И так Милославский довел этого горячего поклонника искусства до самого выхода, заставив его проскакать всю сцену при общем смехе актеров.
«Отсебятины» и шалости на сцене были страстью покойного Николая Карловича, не отделявшего, в угоду невзыскательной «райской» публике, классической трагедии от вздорного водевиля. Это было ему непростительно, и тем более, что пользовался он репутацией талантливого артиста.
Помнится мне, как в какой-то раздирательной драме или трагедии Милославскому надлежало умереть. Он и умер, грохнувшись на пол, но так не рассчитано, что пришелся как раз под декорацией, которою следовало сделать чистую перемену[8].
— Николай Карлович, — шепнул ему из-за кулис его помощник, — занавес нужно спустить…
— Почему? — так же тихо, незаметно для публики, спросил Милославский.
— Вы под чистой переменой лежите.
— Пустяки! — сказал он и, к изумленно публики, воскрес, встал, спокойно перешел на другое место и снова умер, крикнув за кулисы: «давай».
Николай Карлович был неуживчив, характером обладал беспокойным, так что имел много врагов и окружал себя вечными неприятностями. С Петровским у него бывали частые недоразумения, проходившие почти бесследно, но однажды вышла у них такая жестокая ссора, что Петровский наотрез отказался от дальнейших услуг Милославского. Не дослужив сезона, Николай Карлович отправился в Москву. Его режиссерские обязанности были временно поручены одному из актеров. На другой сезон Петровский взял к себе режиссером актера Дмитриева, которого и послал в Москву пополнять труппу.
— Кого знаешь, бери, — вместо напутственного слова сказал ему Петровский, — но только с Милославским не свяжись. Даром служить пойдет — не бери…
Приезжает Дмитриев в Москву, заключил несколько контрактов с актерами и перед самым отъездом встречается с Николаем Карловичем.
— Что делаешь в Москве?— спросил он Дмитриева.
— Для Харькова труппу набираю…
— А! Так это тебя прислал Петровский.
— Меня.
— Ну, так ты-то мне и нужен…
— Не в Харьков ли хочешь? Тю-тю!.. Дмитрий Яковлевич не велел мне ни под каким видом с тобой возжаться…

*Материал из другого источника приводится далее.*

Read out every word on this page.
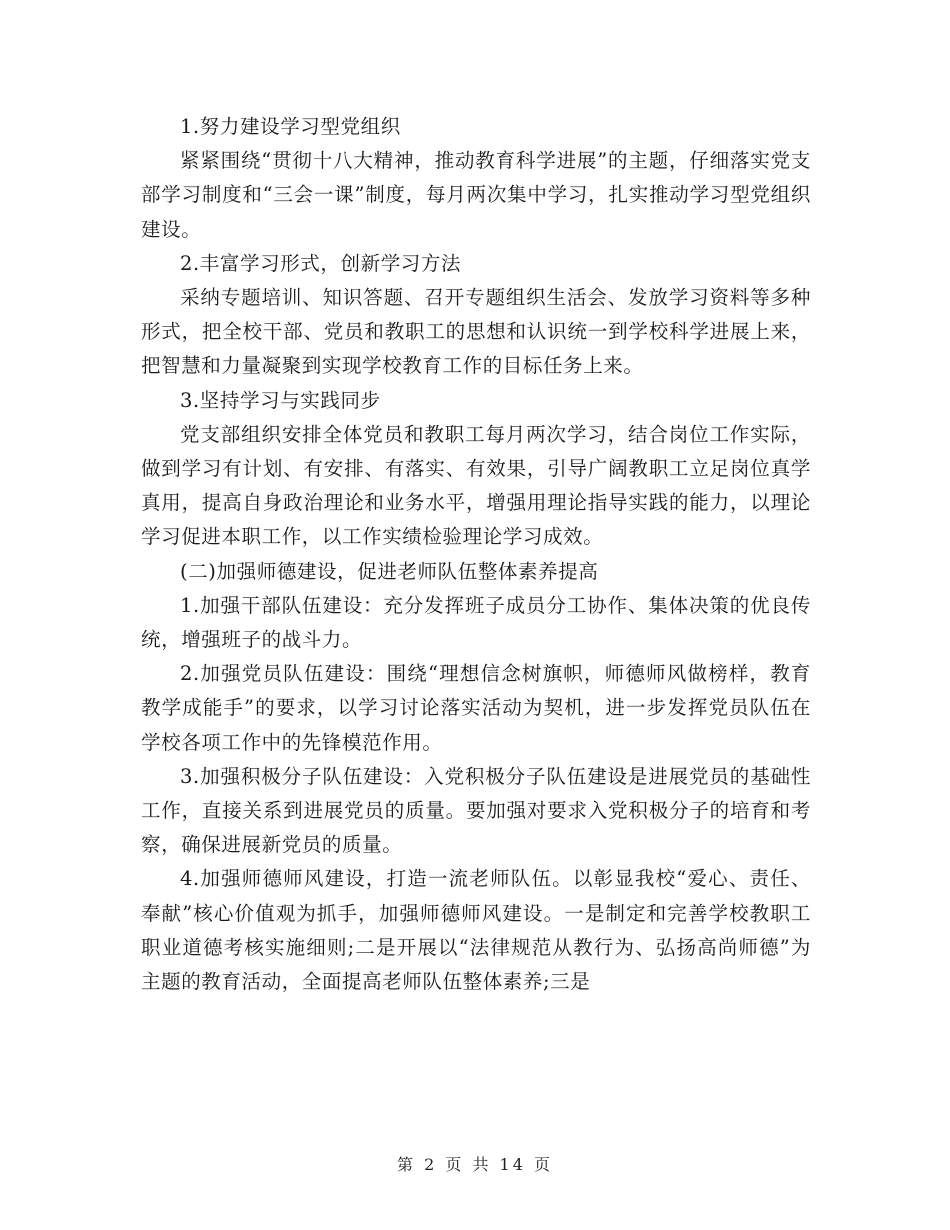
1.努力建设学习型党组织

紧紧围绕“贯彻十八大精神，推动教育科学进展”的主题，仔细落实党支部学习制度和“三会一课”制度，每月两次集中学习，扎实推动学习型党组织建设。

2.丰富学习形式，创新学习方法

采纳专题培训、知识答题、召开专题组织生活会、发放学习资料等多种形式，把全校干部、党员和教职工的思想和认识统一到学校科学进展上来，把智慧和力量凝聚到实现学校教育工作的目标任务上来。

3.坚持学习与实践同步

党支部组织安排全体党员和教职工每月两次学习，结合岗位工作实际，做到学习有计划、有安排、有落实、有效果，引导广阔教职工立足岗位真学真用，提高自身政治理论和业务水平，增强用理论指导实践的能力，以理论学习促进本职工作，以工作实绩检验理论学习成效。

(二)加强师德建设，促进老师队伍整体素养提高

1.加强干部队伍建设：充分发挥班子成员分工协作、集体决策的优良传统，增强班子的战斗力。

2.加强党员队伍建设：围绕“理想信念树旗帜，师德师风做榜样，教育教学成能手”的要求，以学习讨论落实活动为契机，进一步发挥党员队伍在学校各项工作中的先锋模范作用。

3.加强积极分子队伍建设：入党积极分子队伍建设是进展党员的基础性工作，直接关系到进展党员的质量。要加强对要求入党积极分子的培育和考察，确保进展新党员的质量。

4.加强师德师风建设，打造一流老师队伍。以彰显我校“爱心、责任、奉献”核心价值观为抓手，加强师德师风建设。一是制定和完善学校教职工职业道德考核实施细则;二是开展以“法律规范从教行为、弘扬高尚师德”为主题的教育活动，全面提高老师队伍整体素养;三是

第 2 页 共 14 页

— Дурак ты, как я погляжу! Как же не велел, если он мне сегодня телеграмму прислал, чтобы я разыскал его поверенного и покончил с ним…
— Врешь!
— Поедем ко мне, и я тебе покажу ее…
— Сейчас не могу, а к вечеру буду. Ожидай!
— Хорошо! Кстати и контракт с собой прихвати.
Милославский вручил ему свой адрес, а сам отправился домой и написал на старой телеграфной бланке себе приглашение от имени Петровского. Когда вечером явился к нему Дмитриев, Милославский вручил ему депешу; тот наивно поверил ей, вынул из кармана контракт и подписал его,
— Удивительно! — сказал Дмитриев, заключив с Николаем Карловичем условие. — Перед отъездом уж как мне строго наказывал директор, чтобы я тебя остерегался, а теперь вдруг сам с тобой в переписку вступил.
— Есть много, друг Горащо, на свете необъяснимого, — ответил Милославский словами Гамлета.
Через несколько дней двинулись из Москвы в Харьков новые актеры во главе с Дмитриевым и Милославским.
Петровский, встречая в Харькове, у городской заставы, труппу, натыкается на первого Милославского. С ним делается чуть не удар.